Ben de merak ediyorum. Türkiye’de ilköğretim zorunlu olmasaydı kaç kişi okuma yazma bilirdi? Sürekli öğrenmek zorunda olduğumuz yeni bir dünya var. Öğrenme, eskiden olduğu gibi okulda bırakılacak bir şey değil. Hayat boyu öğrenme en önemli joker beceridir. Hayat bunları yapmayanları zorluyor, diskalifiye ediyor. Şu an hangi ailenin veya hangi milletin çocuğu olduğunuz önemli değil, ne kadar hızlı öğrendiğiniz hayat kalitenizi belirler. Yapay zekâ, suyun yavaşça yükselmesi gibi geliyor. Bizim de daha iyi becerilere sahip olmamız gerekiyor ki işimizi elimizden alamasın. Yoksa ya gelişeceksin ya da suyun altında kalacaksın. Bir alan seçin ve sürekli öğrenin. Çalışma etiğiniz, mücadele ahlakınız güçlü olsun. İşinizi başkası görmese de övmese de iyi yapın. İrade gücünüzle, otokontrol ile öz mobilizasyonunuzla işlerinizi takip edin, başarının temelleri bunlardır. Ben iş hayatına şöyle bakıyorum; iyi patronlar, vasat patronlar, kötü patronlar vardır. İyi çalışanlar, vasat çalışanlar, kötü çalışanlar vardır. Kimin kime denk geleceği bütün meseleyi belirliyor. Tabi en fazla şikâyet eden grup kötü çalışan ve kötü patron kombinasyonudur ama iyi çalışan iyi patrona denk geldiği zaman ait olduğu yeri buluyor ve birbirinin değerini biliyorlar. Bu bilgiyi aklında tutmak, çalışmaktan soğutanların manipülasyonunu engelliyor.
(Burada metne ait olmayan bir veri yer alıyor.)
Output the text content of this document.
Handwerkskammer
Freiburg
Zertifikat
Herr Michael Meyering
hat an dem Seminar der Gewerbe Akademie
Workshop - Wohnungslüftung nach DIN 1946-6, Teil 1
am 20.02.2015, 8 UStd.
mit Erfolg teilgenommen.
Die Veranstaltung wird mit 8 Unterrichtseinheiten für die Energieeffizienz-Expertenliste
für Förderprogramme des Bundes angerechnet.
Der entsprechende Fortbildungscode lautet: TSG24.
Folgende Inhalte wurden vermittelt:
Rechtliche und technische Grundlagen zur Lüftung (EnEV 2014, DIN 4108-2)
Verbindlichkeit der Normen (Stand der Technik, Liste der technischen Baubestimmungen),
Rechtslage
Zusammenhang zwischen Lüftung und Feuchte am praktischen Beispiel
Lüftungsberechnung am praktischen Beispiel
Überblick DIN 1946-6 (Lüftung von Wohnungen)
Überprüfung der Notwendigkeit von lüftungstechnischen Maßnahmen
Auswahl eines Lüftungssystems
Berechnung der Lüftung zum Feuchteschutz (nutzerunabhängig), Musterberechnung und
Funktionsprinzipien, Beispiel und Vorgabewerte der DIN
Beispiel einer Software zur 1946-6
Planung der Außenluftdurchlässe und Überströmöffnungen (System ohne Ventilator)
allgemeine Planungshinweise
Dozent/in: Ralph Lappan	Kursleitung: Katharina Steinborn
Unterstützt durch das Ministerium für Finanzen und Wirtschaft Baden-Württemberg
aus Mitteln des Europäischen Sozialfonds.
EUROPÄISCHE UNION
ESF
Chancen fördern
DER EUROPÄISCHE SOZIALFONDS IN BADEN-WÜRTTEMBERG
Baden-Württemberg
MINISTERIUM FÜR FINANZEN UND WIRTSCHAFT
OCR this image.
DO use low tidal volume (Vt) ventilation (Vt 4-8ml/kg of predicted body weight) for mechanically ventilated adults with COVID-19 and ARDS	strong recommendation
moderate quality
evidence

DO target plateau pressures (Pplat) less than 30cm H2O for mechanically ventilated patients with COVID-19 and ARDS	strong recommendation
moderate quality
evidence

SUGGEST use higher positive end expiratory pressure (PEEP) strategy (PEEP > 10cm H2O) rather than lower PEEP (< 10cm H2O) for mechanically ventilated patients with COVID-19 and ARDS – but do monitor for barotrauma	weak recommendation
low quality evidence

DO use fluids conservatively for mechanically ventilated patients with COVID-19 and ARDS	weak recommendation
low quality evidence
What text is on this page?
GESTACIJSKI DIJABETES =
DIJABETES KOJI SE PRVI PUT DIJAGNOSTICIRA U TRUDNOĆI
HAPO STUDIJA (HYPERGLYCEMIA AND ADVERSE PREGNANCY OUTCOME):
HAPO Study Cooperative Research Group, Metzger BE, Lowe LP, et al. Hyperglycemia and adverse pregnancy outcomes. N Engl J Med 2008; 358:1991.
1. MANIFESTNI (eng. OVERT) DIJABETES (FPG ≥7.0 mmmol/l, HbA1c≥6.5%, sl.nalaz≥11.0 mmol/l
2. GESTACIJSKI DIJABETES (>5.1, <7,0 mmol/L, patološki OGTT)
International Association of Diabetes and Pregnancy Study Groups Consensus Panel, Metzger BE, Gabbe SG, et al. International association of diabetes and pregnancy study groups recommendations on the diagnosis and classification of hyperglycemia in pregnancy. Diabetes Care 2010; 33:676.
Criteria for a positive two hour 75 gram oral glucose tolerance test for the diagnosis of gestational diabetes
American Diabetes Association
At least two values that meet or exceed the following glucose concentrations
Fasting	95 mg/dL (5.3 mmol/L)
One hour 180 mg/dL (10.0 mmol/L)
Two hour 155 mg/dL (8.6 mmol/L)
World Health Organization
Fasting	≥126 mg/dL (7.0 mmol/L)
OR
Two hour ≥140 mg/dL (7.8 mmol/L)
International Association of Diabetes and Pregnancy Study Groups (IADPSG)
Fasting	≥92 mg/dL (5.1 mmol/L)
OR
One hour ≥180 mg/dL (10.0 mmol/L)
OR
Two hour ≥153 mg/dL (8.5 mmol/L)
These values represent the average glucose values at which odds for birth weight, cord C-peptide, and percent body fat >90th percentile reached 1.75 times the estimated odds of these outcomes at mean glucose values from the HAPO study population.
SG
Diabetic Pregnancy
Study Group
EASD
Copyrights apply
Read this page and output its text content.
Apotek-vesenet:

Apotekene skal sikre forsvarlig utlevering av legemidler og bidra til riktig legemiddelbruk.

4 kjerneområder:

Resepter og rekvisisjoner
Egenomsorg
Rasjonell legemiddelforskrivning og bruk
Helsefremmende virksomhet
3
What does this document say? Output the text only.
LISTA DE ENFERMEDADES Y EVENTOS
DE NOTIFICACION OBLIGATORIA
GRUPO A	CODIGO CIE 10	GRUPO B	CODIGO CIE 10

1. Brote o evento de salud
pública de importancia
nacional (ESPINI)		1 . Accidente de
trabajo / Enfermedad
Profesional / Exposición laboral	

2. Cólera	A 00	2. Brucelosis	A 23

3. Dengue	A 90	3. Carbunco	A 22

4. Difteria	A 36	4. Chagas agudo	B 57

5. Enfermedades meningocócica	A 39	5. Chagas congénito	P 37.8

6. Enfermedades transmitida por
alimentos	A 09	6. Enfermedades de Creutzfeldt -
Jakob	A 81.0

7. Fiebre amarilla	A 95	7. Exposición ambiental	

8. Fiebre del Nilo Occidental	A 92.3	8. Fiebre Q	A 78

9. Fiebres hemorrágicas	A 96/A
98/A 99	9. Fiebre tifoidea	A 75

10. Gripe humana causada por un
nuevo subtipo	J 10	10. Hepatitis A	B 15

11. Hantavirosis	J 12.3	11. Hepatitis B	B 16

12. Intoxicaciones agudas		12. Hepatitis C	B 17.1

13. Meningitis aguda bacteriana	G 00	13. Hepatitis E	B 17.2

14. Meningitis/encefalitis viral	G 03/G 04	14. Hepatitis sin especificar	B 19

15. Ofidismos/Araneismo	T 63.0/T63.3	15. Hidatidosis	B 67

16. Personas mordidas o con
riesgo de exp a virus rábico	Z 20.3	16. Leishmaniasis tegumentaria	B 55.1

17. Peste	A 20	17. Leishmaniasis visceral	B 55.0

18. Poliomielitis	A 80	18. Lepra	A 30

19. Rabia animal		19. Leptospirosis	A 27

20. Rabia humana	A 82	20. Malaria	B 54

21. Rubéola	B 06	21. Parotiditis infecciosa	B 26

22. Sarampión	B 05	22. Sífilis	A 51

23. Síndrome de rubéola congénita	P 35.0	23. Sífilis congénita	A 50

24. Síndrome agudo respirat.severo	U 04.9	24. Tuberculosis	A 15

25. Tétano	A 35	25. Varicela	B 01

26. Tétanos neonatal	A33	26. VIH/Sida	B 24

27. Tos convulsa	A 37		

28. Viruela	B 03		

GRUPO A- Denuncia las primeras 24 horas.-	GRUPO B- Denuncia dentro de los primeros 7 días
"SORUMLULUKLA YAPILAN İŞLER HAFİFLER, ZORUNLULUKLA YAPILAN İŞ AĞIR GELİR"

09.00 – 17.00 çalışmanın bu kadar kötülenmesi doğru mu?

İnsan istemeden çalışınca, görevin kendi doğal zorluğunun ötesine işe bir de psikolojik bir zorluk ekleniyor. Sorumluluk duygusu ile yaptığın iş hafifl er, zorunluluk duygusu ile yaptığınız iş ise iki katı ağır gelir. Temel mesele şu ki, mesai saatleri olmayan bir hayat mümkün mü? Teknik olarak öyle bir şey mümkün değil. Bunu yapamayacaksanız o zaman neden hala sürekli bunu düşünüyorsunuz? Amerika’da bir akım var. Kişiler solo girişimci olacak ve dışarıdan iş dünyasına servis verecek, ama bunun bir sıkıntısı da var. Bu şekilde çalışma, yazılım ve tasarım gibi bölünebilir işler için geçerli. Yüz yüzelik ve senkronizasyon gereken işlerde çalışmıyor. Ayrıca bu sistemde çalışan insanlarla konuştuğunuzda “biz özgür olalım, mutlu olalım diye mesai saatinden kaçtık ama şimdi kendi kendime patronluk yapmak iç savaşıma dönüştü, kendi içimde disipline olamıyorum’ diye yakınıyorlar. Her vazgeçtiğiniz şey, size başka bir sorumluluk yüklüyor. Evden çalışabilirsin ama sen evde çalışacak öz disipline sahip misin? Ve iç savaşın başlıyor. Bu sefer kendi kendine patronluk yapmak zorundasın; özgürlüğün gerektirdiği disiplini, öz takibi, otokontrolü sağlayabilecek misin? Bundan dolayı çok fazla iç krizler yaşayan insanlar var.